"If the 20th century was an American century and the 19th the European, the 21st century will be global century that no one country will dominate," predicted Nitin Nohria, HBS Dean at a special session marking the 50th anniversary of HBS-IESE Committee.
In his talk, "Innovative Leadership: Learning from Asian Companies," Nohria discussed how the competitive advantages enjoyed by emerging countries have moved beyond low labor costs. Today Asia boasts much more, including innovative management and leadership.
When Nohria started teaching at Harvard 25 years ago, students were drawn to the institution to learn about American business, he explained.
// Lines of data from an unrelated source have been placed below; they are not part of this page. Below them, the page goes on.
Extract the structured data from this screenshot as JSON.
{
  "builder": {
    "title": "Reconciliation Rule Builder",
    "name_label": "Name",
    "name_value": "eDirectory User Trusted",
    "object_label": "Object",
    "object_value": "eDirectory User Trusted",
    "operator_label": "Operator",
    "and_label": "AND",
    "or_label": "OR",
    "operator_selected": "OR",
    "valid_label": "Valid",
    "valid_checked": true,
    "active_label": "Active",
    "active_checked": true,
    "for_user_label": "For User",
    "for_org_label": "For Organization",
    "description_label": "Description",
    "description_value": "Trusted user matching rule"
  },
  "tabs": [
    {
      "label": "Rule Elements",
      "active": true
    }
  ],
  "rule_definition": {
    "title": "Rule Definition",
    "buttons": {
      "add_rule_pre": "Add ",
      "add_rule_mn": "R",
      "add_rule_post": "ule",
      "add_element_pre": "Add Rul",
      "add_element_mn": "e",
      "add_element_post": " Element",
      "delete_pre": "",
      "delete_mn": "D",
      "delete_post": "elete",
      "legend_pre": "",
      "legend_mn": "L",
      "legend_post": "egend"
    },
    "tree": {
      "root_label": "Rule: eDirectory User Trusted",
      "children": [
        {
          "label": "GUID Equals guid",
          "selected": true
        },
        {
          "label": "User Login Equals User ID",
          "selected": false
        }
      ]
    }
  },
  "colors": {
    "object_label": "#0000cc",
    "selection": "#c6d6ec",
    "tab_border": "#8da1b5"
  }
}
Today, Harvard MBAs are initiated into the case method with Narayana Hrudayalaya, an Indian hospital that, thanks to extraordinary leadership, offers open-heart surgery at a tenth of the price of Massachusetts General, the leading U.S. hospital.
According to Nohria, Asian companies combine three key dimensions in competitiveness: efficiency, local responsiveness and innovation.
Japan was the first country to challenge the U.S. on efficiency, followed by Korea and China. Nohria cited Foxconn, the Chinese company that employs over a million people and makes many of Apple’s devices, yet bids for projects with no margin. They do this as a strategy, convinced that they can improve productivity faster than the competition. "They have a ruthless learning curve in production," he added. He also mentioned the huge efficiency savings of Indian IT service companies like Infosys, which trains 100,000 programmers a year.
To illustrate the importance of local responsiveness, he pointed out that in all emerging markets the dominant local player is growing faster than the global players because they recognize the realities of the local market. "We each bring into global competition a home country bias. But what works at home may not work locally."
"Reverse innovation" where you take an existing product and deliver it at a tenth of the price, is, according to Nohria, the third lesson we can learn from Asian companies. "There are 5 billion people who don’t want new stuff because they still don’t have the old stuff. They don’t have anything. They haven’t even got a fridge. To capture this market you need to innovate on price," he said. And while emerging markets have tended up till now to copy, he warned against selling them short in their capacity to innovate.
"We should not underestimate the quality of management and leadership in emerging countries," he continued, adding later that he thinks the debate on Western vs. Eastern leadership styles discussion is overstated. "Good management is more alike than different," he said.
When asked about the impact of the MBA Oath, a voluntary pledge for graduating MBAs and current MBAs to "create value responsibly and ethically," he praised it and other similar initiatives as worthy. However, he emphasized that "the best definition of a business person is someone who you can take at their word and for whom a handshake is worth more than a contract."